Six years later, Reeves is one of Hollywood's hottest young stars, and he also has his own real-life rock band. Dogstar isn't quite as appealing and certainly doesn't have as big a future as Wyld Stallions, but it made for an amusing close to an evening of light entertainment on Saturday at the Hollywood American Legion Hall.
The audience, a mixture of the crush-stricken and the curious, seemed primed for the main event from the get-go, generating warm support for opening acts Dakota Wild Flowers (an exuberant guitar-pop trio) and Brother (a bagpipe-wielding progressive-rock outfit from Australia).
Though Dogstar's show was punctuated by outbursts of screaming prompted by bassist Reeves' solos and gestures, the music itself simply wasn't all that interesting. A competent, energetic blend of punk-pop a la Bad Religion with perhaps a dose of Pixies-style acidity thrown in for good measure, it lacked the sturdy songwriting and hefty hooks that make those bands memorable.

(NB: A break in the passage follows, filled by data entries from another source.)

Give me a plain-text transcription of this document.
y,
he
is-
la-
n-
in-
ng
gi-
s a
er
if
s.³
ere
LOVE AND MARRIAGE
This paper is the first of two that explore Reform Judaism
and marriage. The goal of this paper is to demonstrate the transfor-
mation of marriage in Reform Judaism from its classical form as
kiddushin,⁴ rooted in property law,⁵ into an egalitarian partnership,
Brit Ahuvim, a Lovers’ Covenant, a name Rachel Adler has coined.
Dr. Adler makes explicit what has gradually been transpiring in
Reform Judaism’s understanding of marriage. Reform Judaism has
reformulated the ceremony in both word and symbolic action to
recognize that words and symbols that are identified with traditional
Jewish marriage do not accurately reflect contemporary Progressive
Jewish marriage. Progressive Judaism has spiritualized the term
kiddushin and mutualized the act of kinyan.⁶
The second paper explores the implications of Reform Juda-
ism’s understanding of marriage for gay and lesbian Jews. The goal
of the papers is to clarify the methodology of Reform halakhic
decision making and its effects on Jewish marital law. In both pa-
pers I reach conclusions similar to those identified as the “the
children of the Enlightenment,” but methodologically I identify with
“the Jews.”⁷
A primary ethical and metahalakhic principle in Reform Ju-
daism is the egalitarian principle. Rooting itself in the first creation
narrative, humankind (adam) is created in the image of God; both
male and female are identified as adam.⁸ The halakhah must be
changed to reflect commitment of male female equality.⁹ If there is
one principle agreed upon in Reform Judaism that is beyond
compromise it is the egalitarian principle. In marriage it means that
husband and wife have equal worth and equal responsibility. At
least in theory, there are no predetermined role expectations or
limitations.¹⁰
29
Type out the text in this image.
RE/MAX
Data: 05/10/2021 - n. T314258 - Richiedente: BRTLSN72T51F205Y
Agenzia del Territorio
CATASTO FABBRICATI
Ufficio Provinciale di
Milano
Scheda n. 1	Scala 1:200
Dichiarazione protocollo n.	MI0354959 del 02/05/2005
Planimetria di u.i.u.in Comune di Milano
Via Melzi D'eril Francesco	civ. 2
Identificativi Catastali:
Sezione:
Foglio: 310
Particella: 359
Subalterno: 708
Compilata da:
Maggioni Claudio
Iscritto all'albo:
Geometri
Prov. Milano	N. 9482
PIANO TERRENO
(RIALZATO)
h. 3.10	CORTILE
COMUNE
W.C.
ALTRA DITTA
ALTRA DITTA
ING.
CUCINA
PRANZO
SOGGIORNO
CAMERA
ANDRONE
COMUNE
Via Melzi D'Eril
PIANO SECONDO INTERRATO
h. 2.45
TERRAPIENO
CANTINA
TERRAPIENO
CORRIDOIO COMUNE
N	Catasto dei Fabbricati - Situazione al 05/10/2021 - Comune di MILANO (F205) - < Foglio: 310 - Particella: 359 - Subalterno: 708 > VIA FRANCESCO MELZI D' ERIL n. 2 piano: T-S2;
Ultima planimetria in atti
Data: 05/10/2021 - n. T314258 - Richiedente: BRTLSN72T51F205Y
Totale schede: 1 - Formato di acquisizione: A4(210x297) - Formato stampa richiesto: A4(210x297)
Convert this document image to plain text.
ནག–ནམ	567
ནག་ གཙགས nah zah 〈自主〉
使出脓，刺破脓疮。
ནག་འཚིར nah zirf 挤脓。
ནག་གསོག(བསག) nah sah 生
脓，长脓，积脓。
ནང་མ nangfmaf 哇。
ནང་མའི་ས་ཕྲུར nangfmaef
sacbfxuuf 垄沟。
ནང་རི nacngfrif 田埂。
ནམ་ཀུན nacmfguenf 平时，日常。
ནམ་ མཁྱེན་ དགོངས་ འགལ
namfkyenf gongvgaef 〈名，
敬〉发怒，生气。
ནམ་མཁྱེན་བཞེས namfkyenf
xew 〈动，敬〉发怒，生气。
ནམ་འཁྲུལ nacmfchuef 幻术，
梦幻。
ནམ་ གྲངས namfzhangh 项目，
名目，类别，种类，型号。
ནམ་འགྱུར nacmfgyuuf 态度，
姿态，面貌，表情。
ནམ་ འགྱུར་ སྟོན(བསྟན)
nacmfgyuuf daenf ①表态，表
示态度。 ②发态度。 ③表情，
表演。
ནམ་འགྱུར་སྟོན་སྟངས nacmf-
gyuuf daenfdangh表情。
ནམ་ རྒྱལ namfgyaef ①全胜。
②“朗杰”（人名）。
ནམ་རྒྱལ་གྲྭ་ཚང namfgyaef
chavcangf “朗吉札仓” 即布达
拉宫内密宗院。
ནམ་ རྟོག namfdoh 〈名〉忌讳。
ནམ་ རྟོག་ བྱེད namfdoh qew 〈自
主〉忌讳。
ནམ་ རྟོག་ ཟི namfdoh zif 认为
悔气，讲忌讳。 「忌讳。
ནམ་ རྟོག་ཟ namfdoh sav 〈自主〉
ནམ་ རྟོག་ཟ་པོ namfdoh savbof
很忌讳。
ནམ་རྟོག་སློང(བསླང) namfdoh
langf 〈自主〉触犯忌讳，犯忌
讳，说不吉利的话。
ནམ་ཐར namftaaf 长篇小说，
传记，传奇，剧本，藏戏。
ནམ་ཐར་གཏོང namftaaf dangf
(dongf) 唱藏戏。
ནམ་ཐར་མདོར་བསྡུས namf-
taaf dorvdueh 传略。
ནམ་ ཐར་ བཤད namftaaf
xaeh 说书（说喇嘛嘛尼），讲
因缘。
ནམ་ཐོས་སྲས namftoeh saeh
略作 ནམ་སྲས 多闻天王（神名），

Compounding these problems were weaknesses in the vocal department. Though each of the four members took a stab at the mike, none was a more than passable singer.
Frontman Brett Domrose moved through most of the standard rock-star poses with relish, while Reeves maintained a reasonably low profile, assuming vocal duties only once. Ironically, it was Reeves' very Ted-like stage presence--his earnest, underplayed enthusiasm--that upstaged the grandstanding of his bandmates.
Neither bodacious nor bogus, it was a most non-heinous adventure.